Comment

Not just a passive money dispenser

By 
Richard Garside
Monday, 3 December 2012

This is an edited version of the welfare reform section from UK Justice Policy Review Volume 1.


Social security, or ‘welfare’, is an area of policy formally distinct from the criminal justice process. So why are these developments being covered here, in a review primarily focused on criminal justice policy developments?

Though distinct, the processes and operations of the welfare system abut and interact with the criminal justice process. Those subject to various forms of criminal justice sanction, for instance, are also regularly processed through the social security system. Prisoners disproportionately come from a background of poverty and unemployment. For released prisoners, accessing housing benefit and other forms of social support is often a key priority. In different ways then, the welfare state and the criminal justice system can be thought of as contrasting, though complementary, means of managing certain populations.

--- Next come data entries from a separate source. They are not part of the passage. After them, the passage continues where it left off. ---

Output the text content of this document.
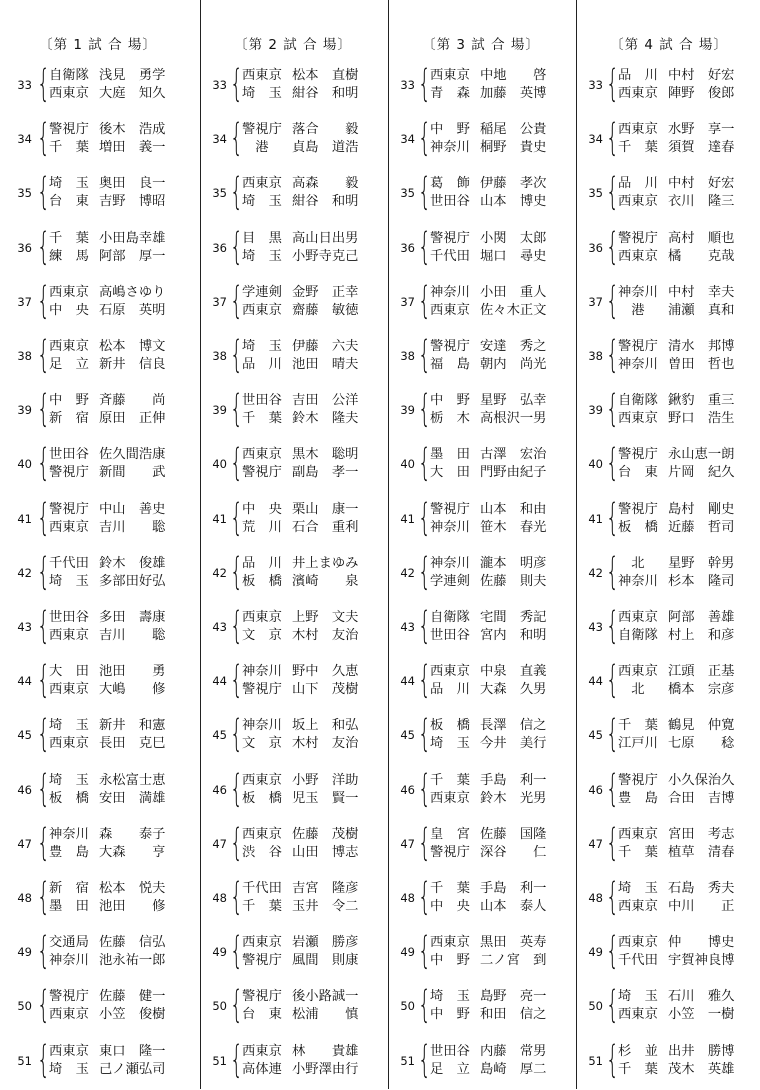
〔第 1 試 合 場〕
33 { 自衛隊 浅見　勇学
西東京 大庭　知久
34 { 警視庁 後木　浩成
千　葉 増田　義一
35 { 埼　玉 奥田　良一
台　東 吉野　博昭
36 { 千　葉 小田島幸雄
練　馬 阿部　厚一
37 { 西東京 高嶋さゆり
中　央 石原　英明
38 { 西東京 松本　博文
足　立 新井　信良
39 { 中　野 斉藤　　尚
新　宿 原田　正伸
40 { 世田谷 佐久間浩康
警視庁 新間　　武
41 { 警視庁 中山　善史
西東京 吉川　　聡
42 { 千代田 鈴木　俊雄
埼　玉 多部田好弘
43 { 世田谷 多田　壽康
西東京 吉川　　聡
44 { 大　田 池田　　勇
西東京 大嶋　　修
45 { 埼　玉 新井　和憲
西東京 長田　克巳
46 { 埼　玉 永松富士恵
板　橋 安田　満雄
47 { 神奈川 森　　泰子
豊　島 大森　　亨
48 { 新　宿 松本　悦夫
墨　田 池田　　修
49 { 交通局 佐藤　信弘
神奈川 池永祐一郎
50 { 警視庁 佐藤　健一
西東京 小笠　俊樹
51 { 西東京 東口　隆一
埼　玉 己ノ瀬弘司
〔第 2 試 合 場〕
33 { 西東京 松本　直樹
埼　玉 紺谷　和明
34 { 警視庁 落合　　毅
　港	貞島　道浩
35 { 西東京 高森　　毅
埼　玉 紺谷　和明
36 { 目　黒 高山日出男
埼　玉 小野寺克己
37 { 学連剣 金野　正幸
西東京 齋藤　敏徳
38 { 埼　玉 伊藤　六夫
品　川 池田　晴夫
39 { 世田谷 吉田　公洋
千　葉 鈴木　隆夫
40 { 西東京 黒木　聡明
警視庁 副島　孝一
41 { 中　央 栗山　康一
荒　川 石合　重利
42 { 品　川 井上まゆみ
板　橋 濱崎　　泉
43 { 西東京 上野　文夫
文　京 木村　友治
44 { 神奈川 野中　久恵
警視庁 山下　茂樹
45 { 神奈川 坂上　和弘
文　京 木村　友治
46 { 西東京 小野　洋助
板　橋 児玉　賢一
47 { 西東京 佐藤　茂樹
渋　谷 山田　博志
48 { 千代田 吉宮　隆彦
千　葉 玉井　令二
49 { 西東京 岩瀬　勝彦
警視庁 風間　則康
50 { 警視庁 後小路誠一
台　東 松浦　　慎
51 { 西東京 林　　貴雄
高体連 小野澤由行
〔第 3 試 合 場〕
33 { 西東京 中地　　啓
青　森 加藤　英博
34 { 中　野 稲尾　公貴
神奈川 桐野　貴史
35 { 葛　飾 伊藤　孝次
世田谷 山本　博史
36 { 警視庁 小関　太郎
千代田 堀口　尋史
37 { 神奈川 小田　重人
西東京 佐々木正文
38 { 警視庁 安達　秀之
福　島 朝内　尚光
39 { 中　野 星野　弘幸
栃　木 高根沢一男
40 { 墨　田 古澤　宏治
大　田 門野由紀子
41 { 警視庁 山本　和由
神奈川 笹木　春光
42 { 神奈川 瀧本　明彦
学連剣 佐藤　則夫
43 { 自衛隊 宅間　秀記
世田谷 宮内　和明
44 { 西東京 中泉　直義
品　川 大森　久男
45 { 板　橋 長澤　信之
埼　玉 今井　美行
46 { 千　葉 手島　利一
西東京 鈴木　光男
47 { 皇　宮 佐藤　国隆
警視庁 深谷　　仁
48 { 千　葉 手島　利一
中　央 山本　泰人
49 { 西東京 黒田　英寿
中　野 二ノ宮　到
50 { 埼　玉 島野　亮一
中　野 和田　信之
51 { 世田谷 内藤　常男
足　立 島崎　厚二
〔第 4 試 合 場〕
33 { 品　川 中村　好宏
西東京 陣野　俊郎
34 { 西東京 水野　享一
千　葉 須賀　達春
35 { 品　川 中村　好宏
西東京 衣川　隆三
36 { 警視庁 高村　順也
西東京 橘　　克哉
37 { 神奈川 中村　幸夫
　港	浦瀬　真和
38 { 警視庁 清水　邦博
神奈川 曽田　哲也
39 { 自衛隊 鍬豹　重三
西東京 野口　浩生
40 { 警視庁 永山恵一朗
台　東 片岡　紀久
41 { 警視庁 島村　剛史
板　橋 近藤　哲司
42 { 　北	星野　幹男
神奈川 杉本　隆司
43 { 西東京 阿部　善雄
自衛隊 村上　和彦
44 { 西東京 江頭　正基
　北	橋本　宗彦
45 { 千　葉 鶴見　仲寛
江戸川 七原　　稔
46 { 警視庁 小久保治久
豊　島 合田　吉博
47 { 西東京 宮田　考志
千　葉 植草　清春
48 { 埼　玉 石島　秀夫
西東京 中川　　正
49 { 西東京 仲　　博史
千代田 宇賀神良博
50 { 埼　玉 石川　雅久
西東京 小笠　一樹
51 { 杉　並 出井　勝博
千　葉 茂木　英雄
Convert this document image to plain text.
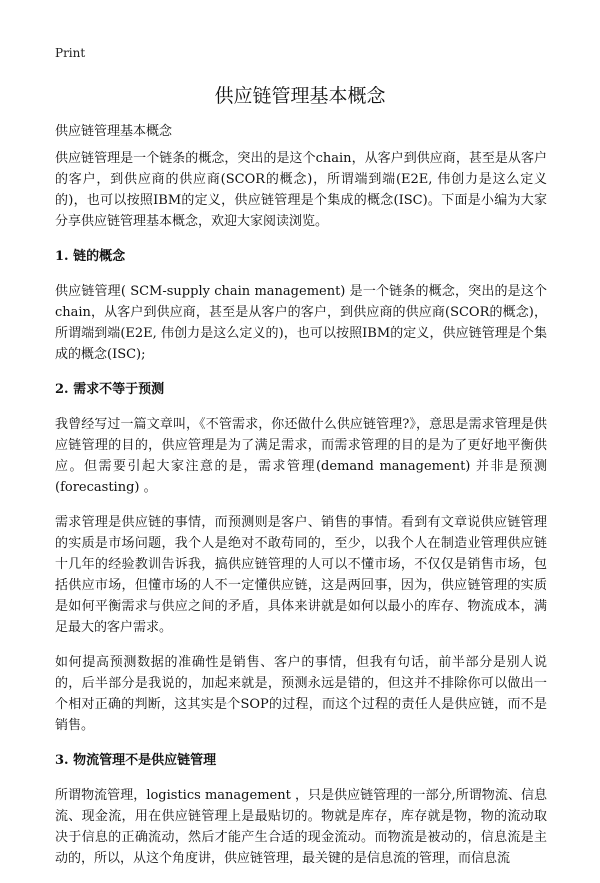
Print
供应链管理基本概念
供应链管理基本概念

供应链管理是一个链条的概念，突出的是这个chain，从客户到供应商，甚至是从客户的客户，到供应商的供应商(SCOR的概念)，所谓端到端(E2E, 伟创力是这么定义的)，也可以按照IBM的定义，供应链管理是个集成的概念(ISC)。下面是小编为大家分享供应链管理基本概念，欢迎大家阅读浏览。

1. 链的概念

供应链管理( SCM-supply chain management) 是一个链条的概念，突出的是这个chain，从客户到供应商，甚至是从客户的客户，到供应商的供应商(SCOR的概念)，所谓端到端(E2E, 伟创力是这么定义的)，也可以按照IBM的定义，供应链管理是个集成的概念(ISC);

2. 需求不等于预测

我曾经写过一篇文章叫，《不管需求，你还做什么供应链管理?》，意思是需求管理是供应链管理的目的，供应管理是为了满足需求，而需求管理的目的是为了更好地平衡供应。但需要引起大家注意的是，需求管理(demand management) 并非是预测(forecasting) 。

需求管理是供应链的事情，而预测则是客户、销售的事情。看到有文章说供应链管理的实质是市场问题，我个人是绝对不敢苟同的，至少，以我个人在制造业管理供应链十几年的经验教训告诉我，搞供应链管理的人可以不懂市场，不仅仅是销售市场，包括供应市场，但懂市场的人不一定懂供应链，这是两回事，因为，供应链管理的实质是如何平衡需求与供应之间的矛盾，具体来讲就是如何以最小的库存、物流成本，满足最大的客户需求。

如何提高预测数据的准确性是销售、客户的事情，但我有句话，前半部分是别人说的，后半部分是我说的，加起来就是，预测永远是错的，但这并不排除你可以做出一个相对正确的判断，这其实是个SOP的过程，而这个过程的责任人是供应链，而不是销售。

3. 物流管理不是供应链管理

所谓物流管理，logistics management ，只是供应链管理的一部分,所谓物流、信息流、现金流，用在供应链管理上是最贴切的。物就是库存，库存就是物，物的流动取决于信息的正确流动，然后才能产生合适的现金流动。而物流是被动的，信息流是主动的，所以，从这个角度讲，供应链管理，最关键的是信息流的管理，而信息流
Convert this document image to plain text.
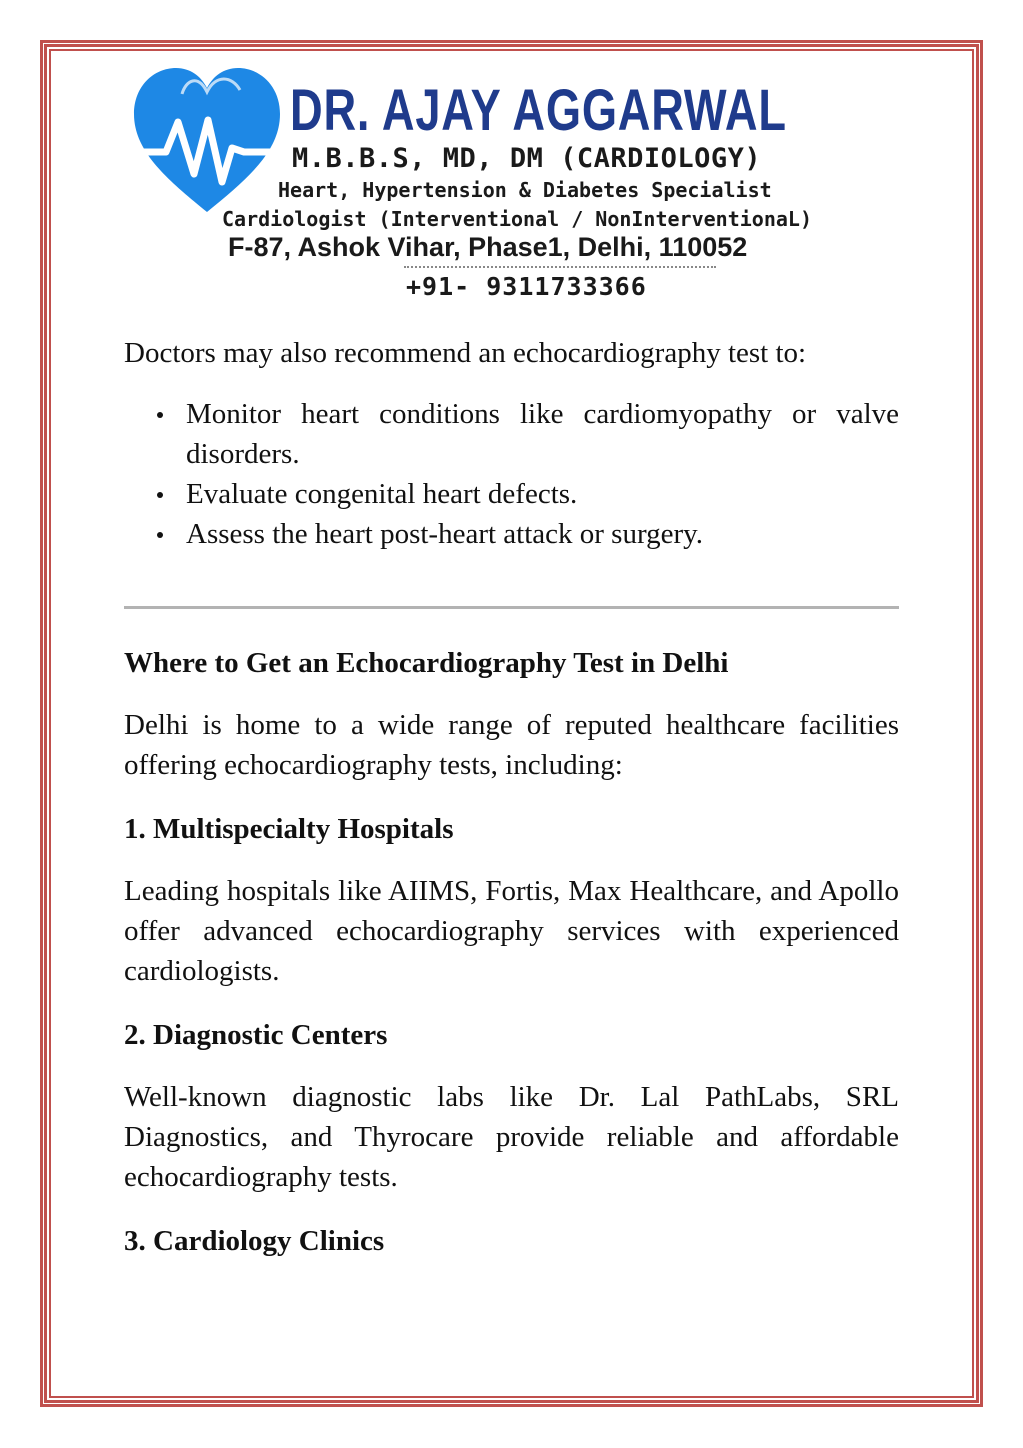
DR. AJAY AGGARWAL
M.B.B.S, MD, DM (CARDIOLOGY)
Heart, Hypertension & Diabetes Specialist
Cardiologist (Interventional / NonInterventionaL)
F-87, Ashok Vihar, Phase1, Delhi, 110052
+91- 9311733366

Doctors may also recommend an echocardiography test to:

Monitor heart conditions like cardiomyopathy or valve disorders.
Evaluate congenital heart defects.
Assess the heart post-heart attack or surgery.
Where to Get an Echocardiography Test in Delhi

Delhi is home to a wide range of reputed healthcare facilities offering echocardiography tests, including:

1. Multispecialty Hospitals

Leading hospitals like AIIMS, Fortis, Max Healthcare, and Apollo offer advanced echocardiography services with experienced cardiologists.

2. Diagnostic Centers

Well-known diagnostic labs like Dr. Lal PathLabs, SRL Diagnostics, and Thyrocare provide reliable and affordable echocardiography tests.

3. Cardiology Clinics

Receipt of social security support also generally comes with sanctions for those who do not comply; so-called ‘conditionality’ - for example, the reduction in Jobseekers Allowance should a claimant be deemed to have rejected employment without an acceptable reason. Under the coalition, Labour’s strict rules relating to conditionality were set to be tightened further. The boundary between the punitive sanctions of the welfare system and some forms of punishment experienced by those in the criminal justice system is arguably increasingly blurred as a result.

The coalition agreement only committed the government to ‘investigate’ a simplification of the benefits system. The Queen’s Speech five days later made a firmer pledge that the ‘benefits system will be made fairer and simpler’. The plans for the Universal Credit that emerged a couple of months later represented the most ambitious overhaul of the social security system for a number of years. At their heart was a belief that the benefits system should be an active mechanism for getting people into work, 'not just a passive money dispenser', to quote a 2009 report from the Centre for Social Justice.

Under the Universal Credit a range of existing benefits would be amalgamated. Recipients would receive a basic amount, topped up to take account of specific needs relating to disability, caring responsibilities, housing costs, and children. A single taper rate would smooth the existing bumpy withdrawal of benefit as income rises. The entire system would be administered by the DWP, in place of the existing mix of different departments and agencies. The result, the White Paper claimed, would be a virtuous circle. Bureaucratic rationalisation would reduce administration costs, as well as tackle fraud and incorrect payments. Recipients would also be better off. ‘Universal Credit could lift as many as 350,000 children and 500,000 working-age adults out of poverty,’ stated the paper.

The simplicity of the Universal Credit proposition and the promised savings and benefits ensured broad support. A number of significant questions and controversies nonetheless emerged in and around the welfare reform programme.